O Comitê para a gente é uma experiência política de organização comunitária muito importante porque é daqui que a gente está construindo a proposta de fazer a formação continuada de Educação em Saúde e também fortalecer as representações comunitárias, as lideranças, fazendo emergir uma juventude nos bairros de Salvador. Nós já estamos em 60 bairros de Salvador, em diferentes regiões, estamos em Cajazeiras, Águas Claras, Paripe, Alto do Cabrito, Calafate, região da San Martim, Liberdade, Engenho Velho da Federação, Calabar, São Marcos, Canabrava, Nordeste de Amaralina e tantas outras regiões. É importante a gente dizer uma coisa: a sensação que nós temos é que esse espaço de organização comunitária tem feito com que a gente retome a organização política nos bairros para garantir que tenha controle social da gestão pública municipal e sobre a gestão pública estadual. A garantia e a efetividade da DEAM Digital é um exemplo. Nós pautamos a questão do vale alimentação para os estudantes da rede estadual. No início o governo tinha profunda resistência e foi graças ao trabalho incansável do comitê junto com a Defensoria Pública, fazendo incidência política que nós garantimos. Nós temos muita fé e realmente uma posição política de fortalecer essa posição que é da sociedade. Antes da pandemia da Covid-19 vergonhosamente Salvador tinha uma cobertura de 37% da saúde básica, um município que é uma metrópole, que tem a gestão plena da saúde.
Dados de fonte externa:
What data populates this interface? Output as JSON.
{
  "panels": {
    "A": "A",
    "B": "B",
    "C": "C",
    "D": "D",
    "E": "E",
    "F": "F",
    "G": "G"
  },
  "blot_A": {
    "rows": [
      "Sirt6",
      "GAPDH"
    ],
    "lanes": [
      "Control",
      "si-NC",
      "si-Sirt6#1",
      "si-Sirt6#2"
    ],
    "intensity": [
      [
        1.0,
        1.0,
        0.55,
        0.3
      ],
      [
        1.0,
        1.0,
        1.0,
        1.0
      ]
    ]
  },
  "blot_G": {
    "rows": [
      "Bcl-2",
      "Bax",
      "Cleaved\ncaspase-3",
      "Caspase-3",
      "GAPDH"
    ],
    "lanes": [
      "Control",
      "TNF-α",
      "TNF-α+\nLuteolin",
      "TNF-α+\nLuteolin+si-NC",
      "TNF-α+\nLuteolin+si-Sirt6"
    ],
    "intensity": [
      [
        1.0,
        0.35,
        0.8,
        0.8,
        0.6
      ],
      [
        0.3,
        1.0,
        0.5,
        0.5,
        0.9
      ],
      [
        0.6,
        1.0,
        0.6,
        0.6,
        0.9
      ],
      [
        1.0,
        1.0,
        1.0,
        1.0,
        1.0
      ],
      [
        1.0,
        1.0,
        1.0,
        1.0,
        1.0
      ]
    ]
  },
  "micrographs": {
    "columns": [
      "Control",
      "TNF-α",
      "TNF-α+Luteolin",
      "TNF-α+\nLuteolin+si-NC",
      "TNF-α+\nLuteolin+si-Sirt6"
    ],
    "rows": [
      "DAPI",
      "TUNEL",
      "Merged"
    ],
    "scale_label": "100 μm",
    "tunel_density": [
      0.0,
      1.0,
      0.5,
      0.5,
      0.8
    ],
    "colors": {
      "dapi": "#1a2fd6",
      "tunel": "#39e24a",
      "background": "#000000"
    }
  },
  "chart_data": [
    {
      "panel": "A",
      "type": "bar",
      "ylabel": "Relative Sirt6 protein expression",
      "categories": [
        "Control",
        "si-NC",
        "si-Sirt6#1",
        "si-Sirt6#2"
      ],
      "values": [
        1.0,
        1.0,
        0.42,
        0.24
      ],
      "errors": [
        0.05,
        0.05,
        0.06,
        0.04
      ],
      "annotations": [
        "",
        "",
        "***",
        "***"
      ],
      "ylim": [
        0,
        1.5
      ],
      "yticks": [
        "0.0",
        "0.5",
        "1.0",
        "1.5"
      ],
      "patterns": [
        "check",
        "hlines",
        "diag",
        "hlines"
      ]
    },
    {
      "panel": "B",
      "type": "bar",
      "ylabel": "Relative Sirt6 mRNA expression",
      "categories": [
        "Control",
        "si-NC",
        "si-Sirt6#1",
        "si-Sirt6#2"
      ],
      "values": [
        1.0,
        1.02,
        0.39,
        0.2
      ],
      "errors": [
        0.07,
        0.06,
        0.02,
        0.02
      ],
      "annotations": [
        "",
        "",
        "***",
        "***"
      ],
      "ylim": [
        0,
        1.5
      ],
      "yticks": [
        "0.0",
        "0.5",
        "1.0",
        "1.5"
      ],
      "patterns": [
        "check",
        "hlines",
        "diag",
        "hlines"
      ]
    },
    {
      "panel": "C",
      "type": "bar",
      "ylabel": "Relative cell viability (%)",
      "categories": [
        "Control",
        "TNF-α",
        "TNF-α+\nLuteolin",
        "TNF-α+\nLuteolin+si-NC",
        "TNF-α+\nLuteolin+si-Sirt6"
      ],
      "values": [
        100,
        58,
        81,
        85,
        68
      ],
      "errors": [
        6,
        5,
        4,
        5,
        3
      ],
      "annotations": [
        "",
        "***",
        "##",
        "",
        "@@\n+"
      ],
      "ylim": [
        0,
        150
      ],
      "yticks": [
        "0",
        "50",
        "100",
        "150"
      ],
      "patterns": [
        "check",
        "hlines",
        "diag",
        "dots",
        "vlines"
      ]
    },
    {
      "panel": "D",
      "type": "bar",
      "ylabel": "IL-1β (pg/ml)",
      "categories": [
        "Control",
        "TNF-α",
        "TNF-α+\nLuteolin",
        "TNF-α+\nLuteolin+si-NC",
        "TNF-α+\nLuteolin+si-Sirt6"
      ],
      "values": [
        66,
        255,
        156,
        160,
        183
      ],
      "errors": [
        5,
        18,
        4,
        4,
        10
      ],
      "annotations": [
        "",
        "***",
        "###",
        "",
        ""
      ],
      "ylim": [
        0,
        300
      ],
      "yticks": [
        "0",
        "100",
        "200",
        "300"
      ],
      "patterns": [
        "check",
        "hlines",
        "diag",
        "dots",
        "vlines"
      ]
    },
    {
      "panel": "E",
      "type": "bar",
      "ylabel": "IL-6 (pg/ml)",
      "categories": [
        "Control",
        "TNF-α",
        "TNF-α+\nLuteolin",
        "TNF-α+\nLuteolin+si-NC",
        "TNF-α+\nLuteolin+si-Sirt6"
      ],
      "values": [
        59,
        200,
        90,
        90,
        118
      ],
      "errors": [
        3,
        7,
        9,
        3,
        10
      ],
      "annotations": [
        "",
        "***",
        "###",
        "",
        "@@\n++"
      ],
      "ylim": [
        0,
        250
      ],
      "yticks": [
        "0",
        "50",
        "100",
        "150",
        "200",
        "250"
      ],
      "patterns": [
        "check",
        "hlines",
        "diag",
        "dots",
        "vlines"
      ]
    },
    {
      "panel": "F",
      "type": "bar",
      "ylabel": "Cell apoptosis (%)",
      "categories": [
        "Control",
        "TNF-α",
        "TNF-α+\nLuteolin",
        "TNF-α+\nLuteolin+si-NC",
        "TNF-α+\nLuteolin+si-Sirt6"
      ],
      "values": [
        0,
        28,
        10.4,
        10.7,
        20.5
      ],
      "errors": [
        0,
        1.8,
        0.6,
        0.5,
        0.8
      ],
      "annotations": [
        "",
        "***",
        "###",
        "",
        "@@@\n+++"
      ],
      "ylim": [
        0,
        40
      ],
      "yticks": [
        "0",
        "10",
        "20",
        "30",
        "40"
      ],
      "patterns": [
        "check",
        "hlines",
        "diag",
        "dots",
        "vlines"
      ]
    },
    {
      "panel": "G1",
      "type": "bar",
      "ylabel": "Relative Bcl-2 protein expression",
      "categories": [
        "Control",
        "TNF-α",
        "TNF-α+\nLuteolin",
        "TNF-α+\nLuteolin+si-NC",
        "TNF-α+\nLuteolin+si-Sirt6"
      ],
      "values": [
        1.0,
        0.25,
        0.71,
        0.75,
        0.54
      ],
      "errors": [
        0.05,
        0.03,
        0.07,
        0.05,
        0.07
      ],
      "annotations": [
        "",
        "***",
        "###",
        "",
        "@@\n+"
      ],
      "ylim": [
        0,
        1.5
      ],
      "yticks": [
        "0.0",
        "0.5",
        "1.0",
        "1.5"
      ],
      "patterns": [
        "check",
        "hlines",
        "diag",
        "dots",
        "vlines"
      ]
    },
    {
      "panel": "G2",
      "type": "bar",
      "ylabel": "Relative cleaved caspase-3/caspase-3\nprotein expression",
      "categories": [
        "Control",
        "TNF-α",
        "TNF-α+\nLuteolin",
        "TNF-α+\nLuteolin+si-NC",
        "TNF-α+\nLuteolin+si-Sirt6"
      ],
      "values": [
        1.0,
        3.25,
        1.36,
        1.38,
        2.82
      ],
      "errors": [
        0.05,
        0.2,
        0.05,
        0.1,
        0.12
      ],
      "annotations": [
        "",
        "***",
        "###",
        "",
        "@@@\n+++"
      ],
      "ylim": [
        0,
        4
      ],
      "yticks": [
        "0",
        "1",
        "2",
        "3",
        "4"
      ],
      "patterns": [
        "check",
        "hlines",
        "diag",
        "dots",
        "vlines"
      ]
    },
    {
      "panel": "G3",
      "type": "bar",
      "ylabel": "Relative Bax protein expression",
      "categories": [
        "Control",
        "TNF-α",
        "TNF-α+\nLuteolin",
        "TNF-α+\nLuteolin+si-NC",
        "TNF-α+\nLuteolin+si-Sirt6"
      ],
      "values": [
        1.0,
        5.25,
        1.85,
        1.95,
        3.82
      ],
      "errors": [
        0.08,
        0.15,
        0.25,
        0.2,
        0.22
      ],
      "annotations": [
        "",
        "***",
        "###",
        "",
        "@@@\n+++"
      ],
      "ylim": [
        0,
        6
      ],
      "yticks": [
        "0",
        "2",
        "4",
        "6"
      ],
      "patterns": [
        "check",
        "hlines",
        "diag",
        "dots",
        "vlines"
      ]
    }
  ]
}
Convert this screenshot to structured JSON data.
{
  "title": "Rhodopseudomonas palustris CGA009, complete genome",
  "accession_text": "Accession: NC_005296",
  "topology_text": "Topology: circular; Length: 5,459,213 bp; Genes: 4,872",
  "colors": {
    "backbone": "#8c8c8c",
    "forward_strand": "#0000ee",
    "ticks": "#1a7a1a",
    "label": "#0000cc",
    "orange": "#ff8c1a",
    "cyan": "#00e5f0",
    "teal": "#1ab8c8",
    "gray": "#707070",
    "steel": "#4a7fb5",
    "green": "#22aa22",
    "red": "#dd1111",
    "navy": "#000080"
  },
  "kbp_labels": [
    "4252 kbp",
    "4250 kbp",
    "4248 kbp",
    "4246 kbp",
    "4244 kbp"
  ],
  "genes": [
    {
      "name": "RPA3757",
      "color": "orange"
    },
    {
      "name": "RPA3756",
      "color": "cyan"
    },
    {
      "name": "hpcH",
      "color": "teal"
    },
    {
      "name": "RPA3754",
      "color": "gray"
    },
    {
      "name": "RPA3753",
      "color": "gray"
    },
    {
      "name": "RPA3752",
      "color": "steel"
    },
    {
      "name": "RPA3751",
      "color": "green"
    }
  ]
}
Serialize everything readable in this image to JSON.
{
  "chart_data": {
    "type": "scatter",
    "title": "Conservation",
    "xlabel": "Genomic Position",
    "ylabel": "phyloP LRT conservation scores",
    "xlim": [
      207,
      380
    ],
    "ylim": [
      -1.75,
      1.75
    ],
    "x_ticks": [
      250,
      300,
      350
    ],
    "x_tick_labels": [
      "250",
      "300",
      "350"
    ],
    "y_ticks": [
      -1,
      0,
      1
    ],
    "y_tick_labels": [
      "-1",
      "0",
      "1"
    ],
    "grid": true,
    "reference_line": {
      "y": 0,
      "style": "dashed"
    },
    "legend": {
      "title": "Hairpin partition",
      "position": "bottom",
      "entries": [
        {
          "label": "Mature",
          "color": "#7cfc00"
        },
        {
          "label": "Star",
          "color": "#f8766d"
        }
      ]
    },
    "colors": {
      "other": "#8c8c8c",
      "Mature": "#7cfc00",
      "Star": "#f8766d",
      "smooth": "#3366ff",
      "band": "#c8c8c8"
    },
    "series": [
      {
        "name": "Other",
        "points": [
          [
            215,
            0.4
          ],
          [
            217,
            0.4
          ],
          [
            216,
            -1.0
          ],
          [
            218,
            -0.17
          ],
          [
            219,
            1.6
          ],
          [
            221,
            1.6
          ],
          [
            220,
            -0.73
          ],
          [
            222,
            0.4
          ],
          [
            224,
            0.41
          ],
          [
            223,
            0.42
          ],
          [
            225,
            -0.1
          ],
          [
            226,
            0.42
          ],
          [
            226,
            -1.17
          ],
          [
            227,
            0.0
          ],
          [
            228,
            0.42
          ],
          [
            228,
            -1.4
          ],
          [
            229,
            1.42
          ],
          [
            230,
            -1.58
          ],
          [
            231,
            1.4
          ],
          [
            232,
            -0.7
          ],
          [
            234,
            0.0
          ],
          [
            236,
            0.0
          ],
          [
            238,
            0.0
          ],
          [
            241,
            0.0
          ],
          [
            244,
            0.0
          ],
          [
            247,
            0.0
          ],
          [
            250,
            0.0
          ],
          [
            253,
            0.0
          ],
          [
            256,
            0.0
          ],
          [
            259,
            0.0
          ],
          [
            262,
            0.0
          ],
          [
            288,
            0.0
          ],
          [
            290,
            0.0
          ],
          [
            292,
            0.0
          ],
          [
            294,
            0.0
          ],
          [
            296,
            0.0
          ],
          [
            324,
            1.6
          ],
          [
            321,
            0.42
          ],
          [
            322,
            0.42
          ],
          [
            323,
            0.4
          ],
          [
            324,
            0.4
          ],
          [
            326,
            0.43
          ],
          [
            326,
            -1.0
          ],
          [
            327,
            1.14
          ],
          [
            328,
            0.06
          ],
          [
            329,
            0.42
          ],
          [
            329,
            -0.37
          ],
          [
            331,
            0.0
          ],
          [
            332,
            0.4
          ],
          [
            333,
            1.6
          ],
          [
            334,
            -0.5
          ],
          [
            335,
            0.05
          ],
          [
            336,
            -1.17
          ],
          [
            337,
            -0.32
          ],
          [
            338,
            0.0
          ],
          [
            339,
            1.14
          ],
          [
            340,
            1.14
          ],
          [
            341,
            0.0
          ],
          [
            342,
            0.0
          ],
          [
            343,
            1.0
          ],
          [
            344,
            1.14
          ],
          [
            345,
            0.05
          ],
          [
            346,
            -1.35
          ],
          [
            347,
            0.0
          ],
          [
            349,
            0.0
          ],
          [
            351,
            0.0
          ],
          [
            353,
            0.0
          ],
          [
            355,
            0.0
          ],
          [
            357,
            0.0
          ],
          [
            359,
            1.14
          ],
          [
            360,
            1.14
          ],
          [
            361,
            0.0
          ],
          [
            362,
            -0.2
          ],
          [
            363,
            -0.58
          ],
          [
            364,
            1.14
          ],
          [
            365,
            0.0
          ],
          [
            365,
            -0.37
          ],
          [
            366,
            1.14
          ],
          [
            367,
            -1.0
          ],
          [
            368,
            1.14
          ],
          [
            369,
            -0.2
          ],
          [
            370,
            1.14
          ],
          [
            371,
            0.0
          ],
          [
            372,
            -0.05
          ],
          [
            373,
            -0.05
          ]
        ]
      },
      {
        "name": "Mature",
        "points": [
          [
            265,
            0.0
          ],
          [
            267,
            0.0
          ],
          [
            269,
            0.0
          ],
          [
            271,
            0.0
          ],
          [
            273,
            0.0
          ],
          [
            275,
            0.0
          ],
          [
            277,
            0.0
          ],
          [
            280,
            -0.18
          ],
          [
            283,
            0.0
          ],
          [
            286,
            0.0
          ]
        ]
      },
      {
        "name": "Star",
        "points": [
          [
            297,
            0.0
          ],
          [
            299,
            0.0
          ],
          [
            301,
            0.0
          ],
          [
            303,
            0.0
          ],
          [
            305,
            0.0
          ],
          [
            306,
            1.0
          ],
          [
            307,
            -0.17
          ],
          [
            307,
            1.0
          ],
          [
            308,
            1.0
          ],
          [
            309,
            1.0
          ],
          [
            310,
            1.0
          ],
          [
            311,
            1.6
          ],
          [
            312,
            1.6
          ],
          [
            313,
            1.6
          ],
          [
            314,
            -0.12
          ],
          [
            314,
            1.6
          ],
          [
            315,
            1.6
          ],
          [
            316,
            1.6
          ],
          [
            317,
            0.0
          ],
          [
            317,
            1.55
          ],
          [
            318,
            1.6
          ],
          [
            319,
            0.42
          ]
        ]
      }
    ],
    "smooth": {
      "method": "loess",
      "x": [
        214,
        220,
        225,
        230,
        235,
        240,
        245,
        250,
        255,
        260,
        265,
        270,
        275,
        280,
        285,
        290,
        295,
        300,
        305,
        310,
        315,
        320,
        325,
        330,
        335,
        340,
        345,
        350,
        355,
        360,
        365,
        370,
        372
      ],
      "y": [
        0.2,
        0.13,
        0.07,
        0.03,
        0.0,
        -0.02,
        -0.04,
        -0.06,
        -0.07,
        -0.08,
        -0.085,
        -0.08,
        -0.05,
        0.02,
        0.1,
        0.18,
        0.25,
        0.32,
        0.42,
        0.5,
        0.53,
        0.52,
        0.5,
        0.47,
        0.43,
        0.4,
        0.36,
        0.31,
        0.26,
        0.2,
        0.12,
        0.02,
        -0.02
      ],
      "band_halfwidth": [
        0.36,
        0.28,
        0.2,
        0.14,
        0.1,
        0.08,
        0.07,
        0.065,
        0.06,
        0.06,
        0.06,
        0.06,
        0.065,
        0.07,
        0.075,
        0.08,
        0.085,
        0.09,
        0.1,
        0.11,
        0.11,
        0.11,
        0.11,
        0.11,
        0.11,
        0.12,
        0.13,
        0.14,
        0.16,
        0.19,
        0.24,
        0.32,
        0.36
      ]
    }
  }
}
Isso é uma coisa vergonhosa. Graças a essa ação política, organizada, coordenada, que a gente está garantindo, e provocando alguns constrangimentos tanto no governo municipal como no estadual. O abandono da situação de Ilha de Maré e das outras ilhas que compõem Salvador, quer dizer todas as medidas que estão sendo tomadas é graças a nossa ação de controle social. Tenho muita esperança que a gente pós-pandemia continue essa organização porque não é possível a gente aguentar os desdobramentos da PEC 95 acontecendo realmente em nossas vidas, com o congelamento dos investimentos em saúde, educação e políticas sociais. A resposta para nós passa exatamente por essa organização, controle social e vigilância política e democrática para a efetivação das políticas públicas para que a única política que chegue em nossa vida não seja absurdamente o braço armado e covarde do Estado, para destruir vidas e aniquilar esperanças. Nós não aceitamos o sabotamento da esperança de nosso povo. E a forma que a gente tem para responder é essa.